No cóż, parę dni i będzie po wszystkim do następnego miesiąca.
Cięzko dietkować w te dni, nie dość, że samopoczucie marne, to jeszcze ogarnia mnie wtedy lenistwo i brak motywacji.
-
Ale dziś mam spadek formy. Jestem w pracy i marzę aby była już piętnasta...
-
no to zycze by te dni @ szybko minęły i po nich nastały lepsze dni na dietkowanie :)
trzymaj sie!
do 15-stej juz niedaleko :)
-
dzięki Bogu koniec dzisiejszej pracy nie miałam dziś ze sobą nic do jedzenia, ani jabłuszka, ani jogurtu, jestem głodna jak wilk. Do domu!
-
Ogłaszam powrót na dietę. Wczoraj zgubiło mnie rafaello, przedwczoraj królik z czekolady. Nie poznaję siebie. Ćwiczyć dziś nie będę, bo jeszcze za dużo @ ale DIETA od zaraz, bo się okaże, że po okresie na wadze jest na plusie, zamiast na minusie. Teraz to już się modlę o to, aby chociaż udało mi się zachować osiągnięcia sprzed świąt.
Koniec laby. Znów pracuję nad sobą. Od już !
-
500 kcal na rowerze????????????? to ile ty minut jezdzisz i na jakim obciazeniu ze tyle spalasz na rowerku??????????
-
no to trzymam kciuki by powrot byl udany :)
-
Tak właściwie to nawet nie wiem, jakie to obciążenie, a czas to tak około 70-80 minut ale to wtegy na moim liczniczku jest spalonych około 1300 kcal. No fakt, że jak schodzę z roweru to pupa mnie boli od siodełka, a koszulkę można wykręcać. Ale przecież po to to robię :D
Po głębokim dołku wróciłam na dietkę. Ale miałam załamanie... myślałam, że już się nie pozbieram, ale już jest ok.
-
Muszę tu przychodzić, muszę tu wracać, muszę się umacniać, moją słabiuteńką wolę...

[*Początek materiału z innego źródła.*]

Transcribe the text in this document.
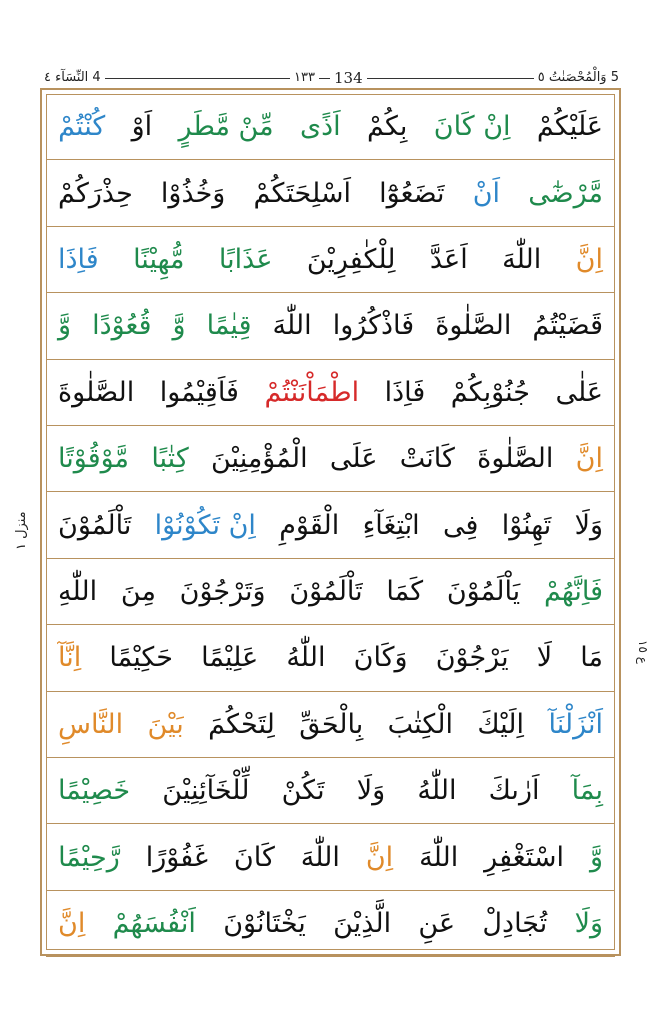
5 وَالْمُحْصَنٰتُ ٥
١٣٣ 134
4 النِّسَآء ٤
منزل ١
ع ١٥
عَلَيْكُمْ
اِنْ كَانَ
بِكُمْ
اَذًى
مِّنْ مَّطَرٍ
اَوْ
كُنْتُمْ
مَّرْضٰٓى
اَنْ
تَضَعُوْٓا
اَسْلِحَتَكُمْ
وَخُذُوْا
حِذْرَكُمْ
اِنَّ
اللّٰهَ
اَعَدَّ
لِلْكٰفِرِيْنَ
عَذَابًا
مُّهِيْنًا
فَاِذَا
قَضَيْتُمُ
الصَّلٰوةَ
فَاذْكُرُوا
اللّٰهَ
قِيٰمًا
وَّ
قُعُوْدًا
وَّ
عَلٰى
جُنُوْبِكُمْ
فَاِذَا
اطْمَاْنَنْتُمْ
فَاَقِيْمُوا
الصَّلٰوةَ
اِنَّ
الصَّلٰوةَ
كَانَتْ
عَلَى
الْمُؤْمِنِيْنَ
كِتٰبًا
مَّوْقُوْتًا
وَلَا
تَهِنُوْا
فِى
ابْتِغَآءِ
الْقَوْمِ
اِنْ تَكُوْنُوْا
تَاْلَمُوْنَ
فَاِنَّهُمْ
يَاْلَمُوْنَ
كَمَا
تَاْلَمُوْنَ
وَتَرْجُوْنَ
مِنَ
اللّٰهِ
مَا
لَا
يَرْجُوْنَ
وَكَانَ
اللّٰهُ
عَلِيْمًا
حَكِيْمًا
اِنَّآ
اَنْزَلْنَآ
اِلَيْكَ
الْكِتٰبَ
بِالْحَقِّ
لِتَحْكُمَ
بَيْنَ
النَّاسِ
بِمَآ
اَرٰىكَ
اللّٰهُ
وَلَا
تَكُنْ
لِّلْخَآئِنِيْنَ
خَصِيْمًا
وَّ
اسْتَغْفِرِ
اللّٰهَ
اِنَّ
اللّٰهَ
كَانَ
غَفُوْرًا
رَّحِيْمًا
وَلَا
تُجَادِلْ
عَنِ
الَّذِيْنَ
يَخْتَانُوْنَ
اَنْفُسَهُمْ
اِنَّ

chcę mieć silną wolę, chcę wytrwać, chcę być szczupła, chcę się fajnie ubierać, chcę biegać z córkami po plaży i nie wstydzić się swojego ciała...
ale tak mi ciężko...
-
I smutno , że nikt do mnie nie zagląda....
Ale wiem, że dziewczyny odwiedzają swoje wątki na wzajem, a ja niestety korzystam z internetu tylko w pracy i nie mogę sobie pozwolić na długie wędrówki po stronkach ... nie związanych z pracą. Więc niestety tylko sporadycznie do kogoś zaglądam.
Ale i tak mi smutno, że jestem tu sama.
-
Hej Sarah http://sirmi.ic.cz/smajl/137.gif.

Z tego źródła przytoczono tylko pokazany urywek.